Dalrymple travels Western ND to address oil impacts


On Tuesday, Governor Jack Dalrymple traveled highways in western North Dakota, meeting with area officials to receive updates on the region’s needs in addressing the impacts of oil and gas development. He provided local officials with updats on the state’s ongoing work and long-range plans to meet the region’s needs.

“These meetings are important to understanding the challenges that come with oil and gas development and they are critical to coordinating local and state responses,” Dalrymple said. “We will continue working with local officials to help meet the region’s needs for additional housing, for enhanced emergency services and law enforcement and to help meet other challenges created by rapid growth.”

Highways Dalrymple traveled are in the state’s oil producing counties, and he met with city officials from Williston, Crosby, Tioga, Stanley, Bowbells, Williams, Divide, Mountrail and Burke counties. Attending Tuesday’s meetings with the governor were Grant Levi, deputy director for engineering, state Department of Transportation and Lance Gaebe, director of the Energy Infrastructure and Impact Office.

The overriding needs most frequently brought to Dalrymple’s attention Tuesday were: enhancing emergency services and law enforcement, truck reliever routes to reduce traffic through communities and the development of additional housing.

Tuesday’s meetings marked the second round of community visits by Dalrymple since Dec. 20.  The Governor also has directed state agencies to participate in a series of upcoming meetings with local officials throughout western North Dakota to help address the region’s needs.

The state has appropriated $1.2 billion to rebuild and repair roads in oil country; to support the development of residential housing; to enhance emergency medical services and to address other oil impacts.  Roadway improvement projects include adding turning lanes and passing lanes to 40 miles of ND Highway 85, from Watford City to Williston.
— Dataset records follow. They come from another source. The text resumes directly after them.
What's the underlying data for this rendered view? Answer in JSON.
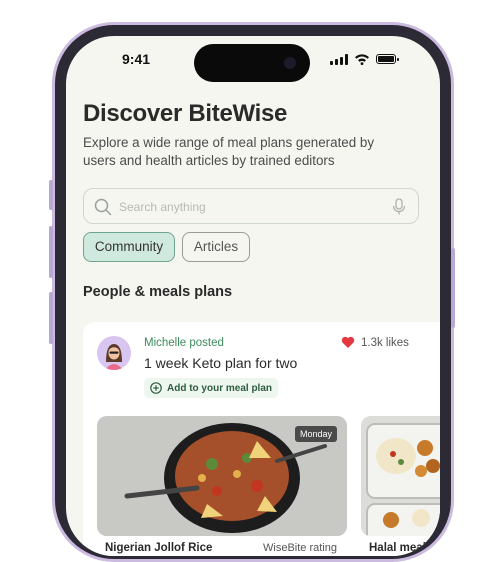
{
  "status": {
    "time": "9:41"
  },
  "header": {
    "title": "Discover BiteWise",
    "subtitle": "Explore a wide range of meal plans generated by users and health articles by trained editors"
  },
  "search": {
    "placeholder": "Search anything"
  },
  "tabs": [
    {
      "label": "Community",
      "active": true
    },
    {
      "label": "Articles",
      "active": false
    }
  ],
  "section": {
    "title": "People & meals plans"
  },
  "post": {
    "author_line": "Michelle posted",
    "plan_title": "1 week Keto plan for two",
    "likes": "1.3k likes",
    "add_label": "Add to your meal plan",
    "meals": [
      {
        "badge": "Monday",
        "name": "Nigerian Jollof Rice",
        "rating_label": "WiseBite rating"
      },
      {
        "name": "Halal meal c"
      }
    ]
  },
  "colors": {
    "accent": "#3d8a5c",
    "chip_active_bg": "#cfe9df",
    "heart": "#e53941"
  }
}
Plans are to eventually turn ND 85 into a four-lane highway.  The North Dakota Department of Transportation also is planning a truck reliever route for Williston and other reliever routes are under consideration for Dickinson, Alexander, New Town and Watford City. The vast majority of state funding, $885.3 million, remains to be distributed to enhance emergency services, to extend city streets and other infrastructure for new housing development and to address other impacts.

During the 2011 special legislative session, Dalrymple proposed and the Legislature agreed to provide $15 million for the state Housing Fund to facilitate greater development of low-income housing. Of the total funds, $13.5 million is designated for new, low-income housing development in western North Dakota. Dalrymple also has directed the Highway Patrol to station an additional 13 troopers in western North Dakota.

The state’s 20-year strategic transportation plan sets the parameters for state road improvements throughout North Dakota.  The Upper Great Plains Transportation Institute has augmented the statewide plan with a study of road conditions in oil and gas counties.